Yui singles chronology
| "Namidairo" (2007) | "Summer Song" (2008) | "Again" (2009) |

= Summer Song (Yui song) =

"Summer Song" is the twelfth single by Japanese pop singer-songwriter Yui. The single was released on July 2, 2008. "Summer Song" was aired on the last episode of Yui Locks on May 29, 2008.

The Limited Edition includes a special postcard of Yui with a message written by her, an original summer calendar card sticker with Yui picture on it & bonus DVD.

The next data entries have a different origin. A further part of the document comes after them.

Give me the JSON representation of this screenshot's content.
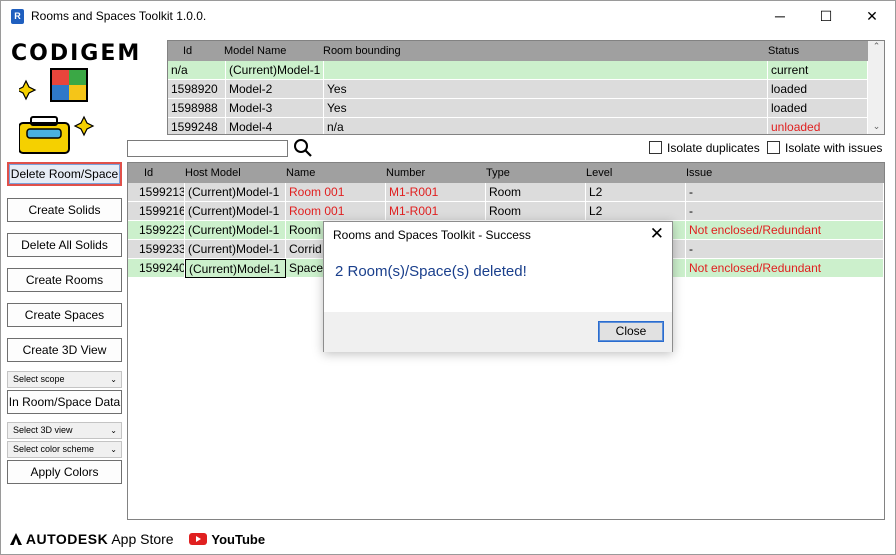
{
  "window": {
    "title": "Rooms and Spaces Toolkit 1.0.0.",
    "app_icon": "R",
    "minimize": "─",
    "maximize": "☐",
    "close": "✕"
  },
  "logo": {
    "text": "CODIGEM"
  },
  "sidebar": {
    "buttons": [
      "Delete Room/Space",
      "Create Solids",
      "Delete All Solids",
      "Create Rooms",
      "Create Spaces",
      "Create 3D View"
    ],
    "scope_select": "Select scope",
    "data_button": "In Room/Space Data",
    "view_select": "Select 3D view",
    "color_select": "Select color scheme",
    "apply_button": "Apply Colors"
  },
  "models": {
    "headers": [
      "Id",
      "Model Name",
      "Room bounding",
      "Status"
    ],
    "rows": [
      {
        "id": "n/a",
        "name": "(Current)Model-1",
        "bounding": "",
        "status": "current",
        "bg": "#ccf0cc",
        "status_red": false
      },
      {
        "id": "1598920",
        "name": "Model-2",
        "bounding": "Yes",
        "status": "loaded",
        "bg": "#dcdcdc",
        "status_red": false
      },
      {
        "id": "1598988",
        "name": "Model-3",
        "bounding": "Yes",
        "status": "loaded",
        "bg": "#dcdcdc",
        "status_red": false
      },
      {
        "id": "1599248",
        "name": "Model-4",
        "bounding": "n/a",
        "status": "unloaded",
        "bg": "#dcdcdc",
        "status_red": true
      }
    ]
  },
  "filters": {
    "search_value": "",
    "isolate_duplicates": "Isolate duplicates",
    "isolate_issues": "Isolate with issues"
  },
  "rooms": {
    "headers": [
      "Id",
      "Host Model",
      "Name",
      "Number",
      "Type",
      "Level",
      "Issue"
    ],
    "rows": [
      {
        "id": "1599213",
        "host": "(Current)Model-1",
        "name": "Room 001",
        "number": "M1-R001",
        "type": "Room",
        "level": "L2",
        "issue": "-",
        "bg": "#dcdcdc",
        "name_red": true,
        "issue_red": false
      },
      {
        "id": "1599216",
        "host": "(Current)Model-1",
        "name": "Room 001",
        "number": "M1-R001",
        "type": "Room",
        "level": "L2",
        "issue": "-",
        "bg": "#dcdcdc",
        "name_red": true,
        "issue_red": false
      },
      {
        "id": "1599223",
        "host": "(Current)Model-1",
        "name": "Room",
        "number": "",
        "type": "",
        "level": "",
        "issue": "Not enclosed/Redundant",
        "bg": "#ccf0cc",
        "name_red": false,
        "issue_red": true
      },
      {
        "id": "1599233",
        "host": "(Current)Model-1",
        "name": "Corrid",
        "number": "",
        "type": "",
        "level": "",
        "issue": "-",
        "bg": "#dcdcdc",
        "name_red": false,
        "issue_red": false
      },
      {
        "id": "1599240",
        "host": "(Current)Model-1",
        "name": "Space",
        "number": "",
        "type": "",
        "level": "",
        "issue": "Not enclosed/Redundant",
        "bg": "#ccf0cc",
        "name_red": false,
        "issue_red": true
      }
    ]
  },
  "dialog": {
    "title": "Rooms and Spaces Toolkit - Success",
    "message": "2 Room(s)/Space(s) deleted!",
    "close_button": "Close",
    "close_icon": "✕"
  },
  "footer": {
    "autodesk": "AUTODESK",
    "app_store": "App Store",
    "youtube": "YouTube"
  }
}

==Background and writing==

In interviews with Japanese magazines Pati Pati and Zipper, Yui said she finished the entirety of the song in 2005. However, due to timing issues, as she would prefer to release it during the summer, the song was delayed until the release on July 2, 2008. In writing the lyrics, Yui said she wanted to imbue a feeling of, "wanting to get by with my own ability", and an image of, "longing to go to the sea". She also said she wrote the song from a girl's perspective, while recollecting her own memories she'd seen during past summers.

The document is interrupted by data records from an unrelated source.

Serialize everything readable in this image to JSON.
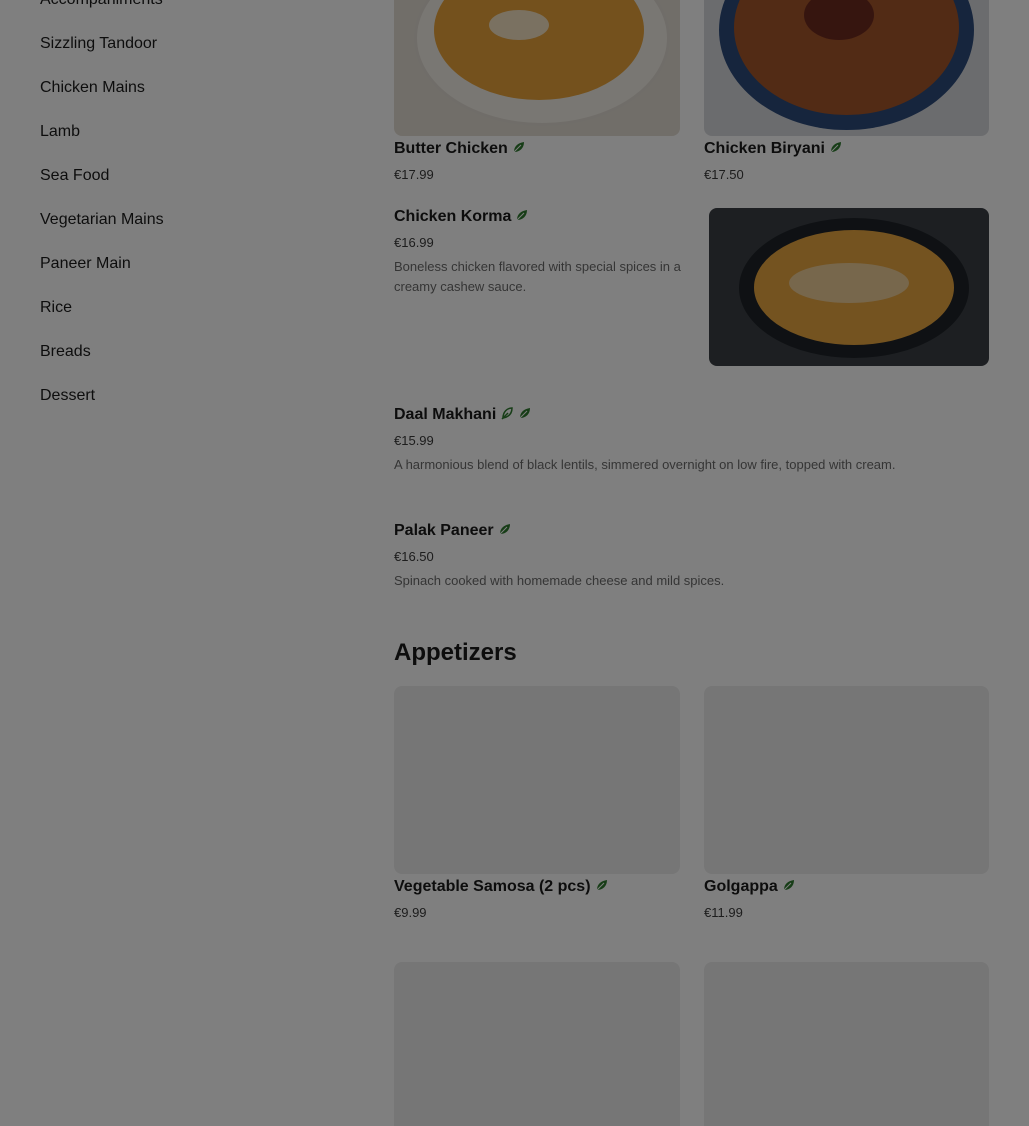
{
  "sidebar": {
    "items": [
      {
        "label": "Accompaniments"
      },
      {
        "label": "Sizzling Tandoor"
      },
      {
        "label": "Chicken Mains"
      },
      {
        "label": "Lamb"
      },
      {
        "label": "Sea Food"
      },
      {
        "label": "Vegetarian Mains"
      },
      {
        "label": "Paneer Main"
      },
      {
        "label": "Rice"
      },
      {
        "label": "Breads"
      },
      {
        "label": "Dessert"
      }
    ]
  },
  "dishes": {
    "butter_chicken": {
      "name": "Butter Chicken",
      "price": "€17.99",
      "icon": "leaf-icon"
    },
    "chicken_biryani": {
      "name": "Chicken Biryani",
      "price": "€17.50",
      "icon": "leaf-icon"
    },
    "chicken_korma": {
      "name": "Chicken Korma",
      "price": "€16.99",
      "desc": "Boneless chicken flavored with special spices in a creamy cashew sauce.",
      "icon": "leaf-icon"
    },
    "daal_makhani": {
      "name": "Daal Makhani",
      "price": "€15.99",
      "desc": "A harmonious blend of black lentils, simmered overnight on low fire, topped with cream.",
      "icons": [
        "vegan-leaf-icon",
        "leaf-icon"
      ]
    },
    "palak_paneer": {
      "name": "Palak Paneer",
      "price": "€16.50",
      "desc": "Spinach cooked with homemade cheese and mild spices.",
      "icon": "leaf-icon"
    }
  },
  "appetizers": {
    "title": "Appetizers",
    "items": [
      {
        "name": "Vegetable Samosa (2 pcs)",
        "price": "€9.99",
        "icon": "leaf-icon"
      },
      {
        "name": "Golgappa",
        "price": "€11.99",
        "icon": "leaf-icon"
      }
    ]
  },
  "colors": {
    "overlay": "#000000",
    "leaf": "#2f7a2f"
  }
}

The title "Summer Song" was chosen by Yui as she felt the feelings in the song could be expressed through the title. Before the single, no Japanese artist has ever taken the song title "Summer Song", which was also instrumental in the choosing of the title.

==Music video==

The music video begins with Yui playing guitar on a wooden platform and on a grassy field, and a girl making a picture frame with her hands and capturing various scenes of summer. After drawing pool-cleaning duties along with a boy, they spray water at each other and run around the drained pool. In the middle of the video, the girl is shown holding two tickets to a fireworks festival, and quickly putting them away when the boy looks at her. At the end of the video, the girl manages to gather her courage and ask the boy to come with her, which he gratefully accepts.

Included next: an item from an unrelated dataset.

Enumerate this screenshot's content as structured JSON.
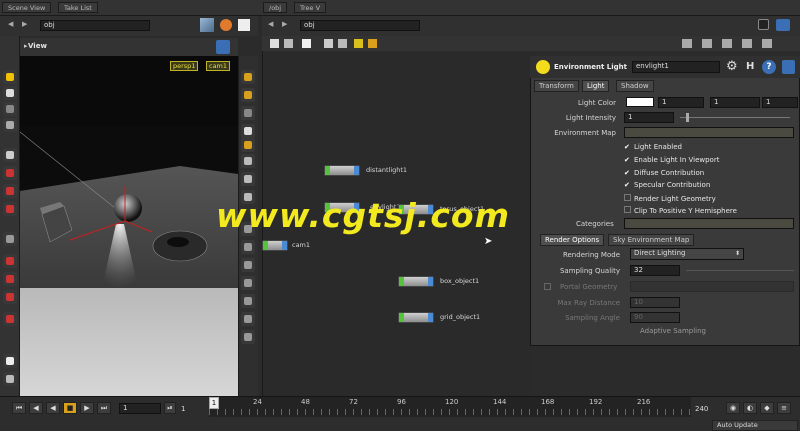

The actors in the music video are the same as those starred in Yui's "Laugh Away" video, with model Anri Okamoto playing the leading actress and Hayashi Kento playing the leading actor. The same couple would act in Yui's fifteenth single, "Gloria".

==Track listing==
- Normal Edition

- Limited Edition
Normal Edition + DVD

CD
| No. | Title | Arranger(s) | Length |
|---|---|---|---|
| 1. | "Summer Song" | northa+ | 3:30 |
| 2. | "Oh My God" | northa+ | 2:47 |
| 3. | "Laugh Away ~Yui Acoustic Version~" | Yui & northa+ | 4:15 |
| 4. | "Summer Song ~Instrumental~" | northa+ | 3:30 |

DVD
| No. | Title | Length |
|---|---|---|
| 1. | "Summer Song" (Video clip) |  |
| 2. | "Laugh Away ~Yui Acoustic Version~" (Video clip) |  |

==Certifications==

Certifications for "Summer Song"
| Region | Certification | Certified units/sales |
| Japan (RIAJ) Physical sales | Gold | 100,000^{^} |
| Japan (RIAJ) Digital sales | Platinum | 250,000^{*} |
Streaming
| Japan (RIAJ) | Platinum | 100,000,000^{†} |
^{*} Sales figures based on certification alone. ^{^} Shipments figures based on certification alone. ^{†} Streaming-only figures based on certification alone.